Levon looked out the window and didn’t reply.

“Are you deaf?”

“I don’t have anything to say, sir.”

“You mean ‘Your Honor.’?”

Levon continued to stare out the window. “I didn’t torture or kill anyone. Interpret that in any way you wish.”

“Remanded in custody,” the judge said. He snapped down his gavel as he would a fly swatter.

* * *

I WAS ALLOWED to see Levon in a holding cell. It was an old one with a concrete floor that sloped down to a drain hole with a yellow-streaked perforated iron lid. There was no bench or chair to sit on. He stood at the door in an orange jumpsuit, his hands on the bars.
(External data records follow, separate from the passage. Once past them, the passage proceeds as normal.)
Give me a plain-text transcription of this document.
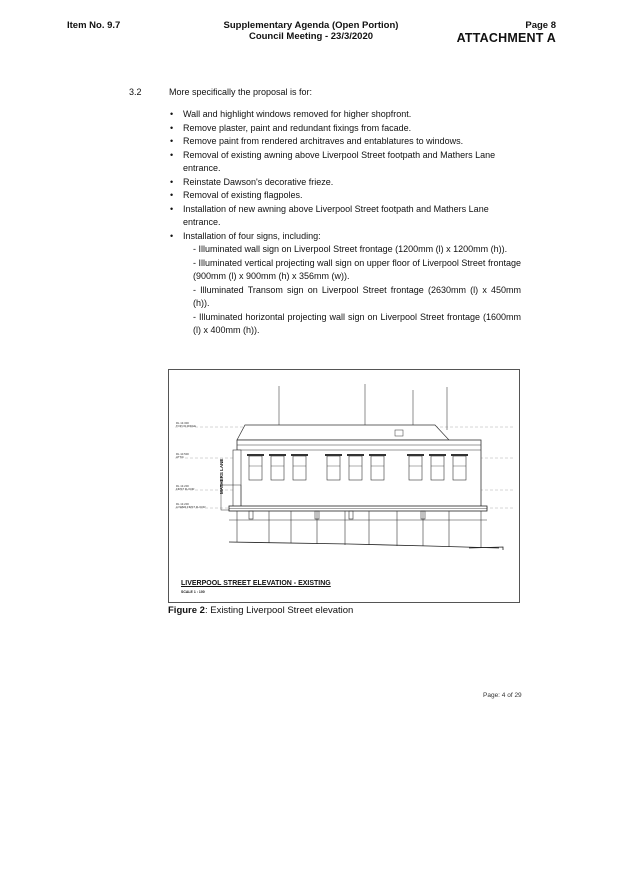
Item No. 9.7	Supplementary Agenda (Open Portion)
Council Meeting - 23/3/2020
Page 8
ATTACHMENT A
3.2	More specifically the proposal is for:
• Wall and highlight windows removed for higher shopfront.
• Remove plaster, paint and redundant fixings from facade.
• Remove paint from rendered architraves and entablatures to windows.
• Removal of existing awning above Liverpool Street footpath and Mathers Lane entrance.
• Reinstate Dawson's decorative frieze.
• Removal of existing flagpoles.
• Installation of new awning above Liverpool Street footpath and Mathers Lane entrance.
• Installation of four signs, including:
- Illuminated wall sign on Liverpool Street frontage (1200mm (l) x 1200mm (h)).
- Illuminated vertical projecting wall sign on upper floor of Liverpool Street frontage (900mm (l) x 900mm (h) x 356mm (w)).
- Illuminated Transom sign on Liverpool Street frontage (2630mm (l) x 450mm (h)).
- Illuminated horizontal projecting wall sign on Liverpool Street frontage (1600mm (l) x 400mm (h)).
RL 13.300
TOP OF RIDGE
RL 10.500
ATTIC
RL 13.200
FIRST FLOOR
RL 13.200
LOWER FIRST FLOOR
MATHERS LANE
LIVERPOOL STREET ELEVATION - EXISTING
SCALE 1 : 100
Figure 2: Existing Liverpool Street elevation
Page: 4 of 29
“Why were you in Penny’s trailer?” I said.

“Rowena remembered something. Actually, it was in a dream. In her dream, the assault by the two black guys was mixed up with the assault on Nightingale’s boat. Then she heard a voice. It was a man with his mouth right by her ear. The pillowcase was over her head, so she couldn’t see his face. She thought it was one of the black guys. It wasn’t. The voice said, ‘Here’s a penny for your thoughts.’ The voice wasn’t Nightingale’s, either.”

“Go on,” I said.

When you question a suspect, you do not offer any information unless you want him to think you know more than you do. In this instance, I wanted Levon to give up details that only a perpetrator would know. Unbeknownst to him, he might also give up details that could set him free.